Last month, I blogged about the Center for Public Integrity‘s brilliant expose’ “Shadow Government,” dealing with federal advisory committees, the secret, multi-layered and unaccountable bureaucracy that influences much of the federal government with precious little oversight and largely no record of their activities. There are over 900 committees, boards, commissions, councils and panels that advise the various agencies of the Executive Branch and the White House, meant to offer government expert opinions on various topics.
To recap, the Center’s investigation found:
– committees packed with industry representatives;
– members are added or removed for political reasons;
– subcommittees and working groups are created allowing decisions to be made behind closed doors; and
– records are sealed if they exist at all.
Steven Aftergood at Secrecy News blog reports that, on Wednesday, the House passed a bill that would amend the Federal Advisory Committee Act of 1972 (FACA). The new reform is meant to strengthen the public disclosure provisions of FACA, which was itself a reform devised to bring more openness to the advisory committee process.

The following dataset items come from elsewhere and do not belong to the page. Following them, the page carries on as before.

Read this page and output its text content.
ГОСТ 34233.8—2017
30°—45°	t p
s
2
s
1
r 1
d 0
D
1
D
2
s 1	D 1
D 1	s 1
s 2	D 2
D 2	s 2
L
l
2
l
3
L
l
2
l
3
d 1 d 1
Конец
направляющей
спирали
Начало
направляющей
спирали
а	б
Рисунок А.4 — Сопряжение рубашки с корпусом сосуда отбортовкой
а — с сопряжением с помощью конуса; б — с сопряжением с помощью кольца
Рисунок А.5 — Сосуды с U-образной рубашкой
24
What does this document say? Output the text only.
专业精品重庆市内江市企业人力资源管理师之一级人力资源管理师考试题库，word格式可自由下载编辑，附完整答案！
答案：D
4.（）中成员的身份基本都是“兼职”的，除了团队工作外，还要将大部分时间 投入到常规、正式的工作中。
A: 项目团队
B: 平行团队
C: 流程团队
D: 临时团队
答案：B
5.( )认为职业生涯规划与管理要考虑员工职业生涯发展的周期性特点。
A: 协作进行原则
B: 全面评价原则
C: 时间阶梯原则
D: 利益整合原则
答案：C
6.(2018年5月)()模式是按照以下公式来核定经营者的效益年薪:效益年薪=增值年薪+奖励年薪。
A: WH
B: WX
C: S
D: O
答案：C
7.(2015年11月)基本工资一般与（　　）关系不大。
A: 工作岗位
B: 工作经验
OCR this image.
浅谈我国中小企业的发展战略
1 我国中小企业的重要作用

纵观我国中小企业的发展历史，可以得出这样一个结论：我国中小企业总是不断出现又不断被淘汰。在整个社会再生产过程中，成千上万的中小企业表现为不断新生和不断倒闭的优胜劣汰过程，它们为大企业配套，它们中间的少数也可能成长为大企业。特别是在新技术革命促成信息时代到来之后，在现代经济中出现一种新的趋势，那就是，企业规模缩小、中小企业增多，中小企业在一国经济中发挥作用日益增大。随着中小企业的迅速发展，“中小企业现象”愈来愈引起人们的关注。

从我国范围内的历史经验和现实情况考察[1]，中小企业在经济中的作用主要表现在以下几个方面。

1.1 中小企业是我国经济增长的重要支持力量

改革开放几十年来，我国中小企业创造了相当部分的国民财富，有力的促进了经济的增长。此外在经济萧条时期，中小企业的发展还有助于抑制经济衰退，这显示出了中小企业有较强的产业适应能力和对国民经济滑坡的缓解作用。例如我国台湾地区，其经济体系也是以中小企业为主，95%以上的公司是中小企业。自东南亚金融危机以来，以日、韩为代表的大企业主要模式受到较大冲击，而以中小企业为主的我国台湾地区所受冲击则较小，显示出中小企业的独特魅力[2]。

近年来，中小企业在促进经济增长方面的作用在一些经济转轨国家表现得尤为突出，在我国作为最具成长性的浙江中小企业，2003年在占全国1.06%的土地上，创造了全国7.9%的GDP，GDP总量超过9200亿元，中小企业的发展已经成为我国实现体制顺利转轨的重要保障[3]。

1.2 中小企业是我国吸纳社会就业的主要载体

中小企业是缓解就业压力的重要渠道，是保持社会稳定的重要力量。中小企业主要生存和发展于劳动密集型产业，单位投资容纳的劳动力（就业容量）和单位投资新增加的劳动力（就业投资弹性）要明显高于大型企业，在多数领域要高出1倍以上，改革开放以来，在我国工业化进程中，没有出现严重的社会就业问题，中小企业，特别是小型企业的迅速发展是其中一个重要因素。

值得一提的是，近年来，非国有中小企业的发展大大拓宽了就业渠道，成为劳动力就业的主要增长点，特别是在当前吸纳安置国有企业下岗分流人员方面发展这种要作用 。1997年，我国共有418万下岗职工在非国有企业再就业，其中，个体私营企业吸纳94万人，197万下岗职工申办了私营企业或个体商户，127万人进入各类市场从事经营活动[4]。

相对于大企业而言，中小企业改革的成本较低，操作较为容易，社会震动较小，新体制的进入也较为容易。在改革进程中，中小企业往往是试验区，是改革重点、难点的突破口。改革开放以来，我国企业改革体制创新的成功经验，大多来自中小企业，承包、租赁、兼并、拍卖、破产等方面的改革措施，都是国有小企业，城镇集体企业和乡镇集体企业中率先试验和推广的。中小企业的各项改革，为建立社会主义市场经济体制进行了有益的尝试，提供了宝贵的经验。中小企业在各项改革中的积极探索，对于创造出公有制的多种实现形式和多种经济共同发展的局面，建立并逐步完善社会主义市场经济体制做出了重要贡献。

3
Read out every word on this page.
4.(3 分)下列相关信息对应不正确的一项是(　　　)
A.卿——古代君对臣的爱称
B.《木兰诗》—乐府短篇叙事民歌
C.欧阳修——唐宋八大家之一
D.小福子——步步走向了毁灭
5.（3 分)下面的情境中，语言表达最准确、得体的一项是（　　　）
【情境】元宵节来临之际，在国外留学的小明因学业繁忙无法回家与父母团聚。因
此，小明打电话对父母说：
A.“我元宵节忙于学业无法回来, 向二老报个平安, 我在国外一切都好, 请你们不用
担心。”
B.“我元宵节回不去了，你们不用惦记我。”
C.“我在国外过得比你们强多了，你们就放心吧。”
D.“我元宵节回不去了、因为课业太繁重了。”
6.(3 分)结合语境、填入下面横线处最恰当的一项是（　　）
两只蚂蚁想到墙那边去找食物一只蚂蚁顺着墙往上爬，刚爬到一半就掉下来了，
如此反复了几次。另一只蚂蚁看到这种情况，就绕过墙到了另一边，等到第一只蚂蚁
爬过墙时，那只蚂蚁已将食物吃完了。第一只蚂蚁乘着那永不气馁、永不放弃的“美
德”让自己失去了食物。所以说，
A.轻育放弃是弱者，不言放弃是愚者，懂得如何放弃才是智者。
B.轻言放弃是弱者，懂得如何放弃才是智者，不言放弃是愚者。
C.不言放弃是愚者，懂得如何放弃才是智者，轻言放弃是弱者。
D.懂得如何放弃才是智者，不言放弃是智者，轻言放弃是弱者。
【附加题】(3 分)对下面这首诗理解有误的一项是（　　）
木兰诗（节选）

Aftergood quotes Rep. Henry Waxman, one of the bills sponsors, as saying the purpose of the bill is to put an end to White House task forces operating in total secrecy. If passed, the bill will require the White House “…disclose whom they meet with and what recommendations they receive from special interests,” Waxman said. Specifically, “This bill says that task forces like the Vice President’s energy task force must come out from the shadows.”
We’ll keep an eye on this important piece of reform legislation as it heads over to the Senate.